From the January 22, 1938, issue


Lightning does strike twice and more than twice in the same place, it is demonstrated by the photograph appearing on the front cover of this week’s Science News Letter. Eleven separate strokes make up what appears to the eye as a single lightning flash.

The strokes, which come so fast that the human eye cannot distinguish them, were photographed by General Electric Co. scientists. The Empire State Building in New York City is the target.

The flash as the human eye sees it (main flash in center) was caught by one camera lens, while another one, rapidly rotating, caught the 11 separate strokes. The first one is the streak at the right, the last one is at left. The flash took 0.36 second altogether.

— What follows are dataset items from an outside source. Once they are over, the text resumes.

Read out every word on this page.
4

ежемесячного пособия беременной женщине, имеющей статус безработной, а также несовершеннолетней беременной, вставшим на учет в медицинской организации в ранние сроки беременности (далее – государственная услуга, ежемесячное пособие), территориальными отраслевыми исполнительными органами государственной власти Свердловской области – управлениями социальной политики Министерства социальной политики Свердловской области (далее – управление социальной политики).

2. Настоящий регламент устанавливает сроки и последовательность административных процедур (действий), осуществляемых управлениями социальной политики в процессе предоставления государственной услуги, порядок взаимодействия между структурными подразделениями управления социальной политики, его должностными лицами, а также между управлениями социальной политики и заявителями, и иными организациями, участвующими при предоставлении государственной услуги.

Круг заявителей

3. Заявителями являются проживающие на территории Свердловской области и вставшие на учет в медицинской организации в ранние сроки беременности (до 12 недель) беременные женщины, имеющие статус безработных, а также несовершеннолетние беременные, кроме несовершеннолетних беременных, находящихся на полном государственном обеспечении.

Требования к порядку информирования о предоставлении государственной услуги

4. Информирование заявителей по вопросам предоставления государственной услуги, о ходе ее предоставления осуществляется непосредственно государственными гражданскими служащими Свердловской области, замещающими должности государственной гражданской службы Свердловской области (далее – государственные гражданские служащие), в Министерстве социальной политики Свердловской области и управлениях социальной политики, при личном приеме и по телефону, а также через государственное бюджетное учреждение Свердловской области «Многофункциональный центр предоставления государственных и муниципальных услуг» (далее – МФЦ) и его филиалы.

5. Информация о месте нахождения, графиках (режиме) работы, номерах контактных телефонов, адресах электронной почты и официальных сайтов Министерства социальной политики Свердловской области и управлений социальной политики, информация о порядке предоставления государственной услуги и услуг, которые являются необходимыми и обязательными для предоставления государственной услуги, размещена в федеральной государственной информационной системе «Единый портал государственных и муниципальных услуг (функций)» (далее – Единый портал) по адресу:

The Earth’s salty oceans are some 500 million to 700 million years old, almost double the accepted previous estimates, Drs. A.C. Spencer and K.J. Murata, of the U.S. Geological Survey, have concluded after an intensive study of oceanic chemistry.

Before the turn of the century, geologists determined the age of the oceans by dividing the amount of salt in them by the amount added each year. This was based on the idea that all the salt brought to the oceans by rivers stayed there. Such an early determination of age, after hundreds of surveys and analyses, was about 100 million years. Later research brought the age to 350 million years, but such figures were found to be too small. Dinosaurs are now known to have existed about 100 million years ago, and oceans obviously existed long before that.

Studying the action of clay on salt water, Drs. Spencer and Murata in the recent work have found that some of the salt carried to the oceans is removed by clays, and deposited on the sea floors as a compound that does not easily dissolve. Correcting the old figures for this salt removal gives them the new age figure of 500 million to 700 million years.

The geologists who measure the Earth’s age by the products of the decay of radioactive elements are expected to say the new ocean age estimates are too small. They pronounce the Earth at least 2 billion years old. While the Earth in its earlier stages may have been oceanless, there is in the radioactive age figures plenty of room for even more ancient oceans.


The flaming younger generation stands condemned as the greatest group of mass murderers in America. The weapon is the automobile.

Although including more highly skilled automobile drivers than any other age group, 100,000 drivers between 16 and 20 years of age kill nearly twice as many on the road as the average 100,000 drivers.

Accident rates for those below 25 years of age are so high that bringing down that age group’s accident rate to the general level would save nearly 8,000 of the nearly 40,000 killed each year on the American highway and street.

These challenging figures were presented to the American Association for the Advancement of Science by Dr. Harry M. Johnson, research associate for the Highway Research Board, Washington. Young men between 19 and 21 years of age are apparently the worst menaces on the highway, Dr. Johnson declared, pointing to a chart which indicated plainly that young men just approaching their majority are responsible for many more accidents per 100,000 drivers than any other group.